Hence why I say that people aren’t killing the mall. Often it’s shop-owners who want a certain clientele and the developers who want to save money and make big bucks. Once these two people have wielded their muscle, its then the community that often says, hey, I don’t want to shop there anymore. For those of you who say it’s gangs killing off malls, I’ve noticed groups of young people of all types hanging out at both facilities. A man was killed in 2008 at an Old Navy at one of our lifestyle centers in Greensboro. This was after a person was shot in the 2006 at the traditional enclosed mall at the Baby Gap. Both of these cases were private disputes that came to the mall, not a protracted effort for people to come to the mall and shoot and harass people. There have been other cases, but I count those on one finger and once again, not a conspiracy to kill mall shoppers.
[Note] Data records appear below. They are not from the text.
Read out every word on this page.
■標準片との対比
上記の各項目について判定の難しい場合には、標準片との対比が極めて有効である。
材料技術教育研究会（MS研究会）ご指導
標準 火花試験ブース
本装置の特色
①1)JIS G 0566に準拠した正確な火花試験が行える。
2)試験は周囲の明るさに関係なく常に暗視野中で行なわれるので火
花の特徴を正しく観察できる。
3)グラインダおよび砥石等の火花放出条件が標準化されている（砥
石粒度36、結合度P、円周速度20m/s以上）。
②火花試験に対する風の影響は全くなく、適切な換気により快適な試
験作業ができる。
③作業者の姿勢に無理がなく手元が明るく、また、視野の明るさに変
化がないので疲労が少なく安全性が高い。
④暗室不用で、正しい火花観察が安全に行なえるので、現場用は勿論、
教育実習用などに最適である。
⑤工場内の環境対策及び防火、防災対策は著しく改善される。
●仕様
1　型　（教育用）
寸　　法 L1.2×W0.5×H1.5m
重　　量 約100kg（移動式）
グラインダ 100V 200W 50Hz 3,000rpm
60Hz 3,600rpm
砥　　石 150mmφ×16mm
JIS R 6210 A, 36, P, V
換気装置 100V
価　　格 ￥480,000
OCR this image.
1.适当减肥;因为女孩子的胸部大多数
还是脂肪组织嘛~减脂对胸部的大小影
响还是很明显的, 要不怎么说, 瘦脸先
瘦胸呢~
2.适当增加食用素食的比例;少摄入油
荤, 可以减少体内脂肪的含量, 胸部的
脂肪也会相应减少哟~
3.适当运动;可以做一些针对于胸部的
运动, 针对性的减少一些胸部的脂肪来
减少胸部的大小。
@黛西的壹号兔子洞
To close my thoughts today, If the mall is dying, then it’s dying not because of the tired “people want to shop at lifestyle centers and they want to be able to walk around and shop” meme. There is a need for adaptive reuse of the existing dead mall structures. You can blend the enclosed mall with a main street feel, case in point, the Streets of Southpoint in nearby Durham. It provides a good weather and bad weather shopping experience. Also, these places are still not public third space, but cities and towns can buy them up and create third spaces inside and around them. Older strips can be re-facaded and parking structures and homes can be added to the wide swaths of asphalt that surround them.

So what do you think, is the mall really dead? Are lifestyle centers faux-urbanism?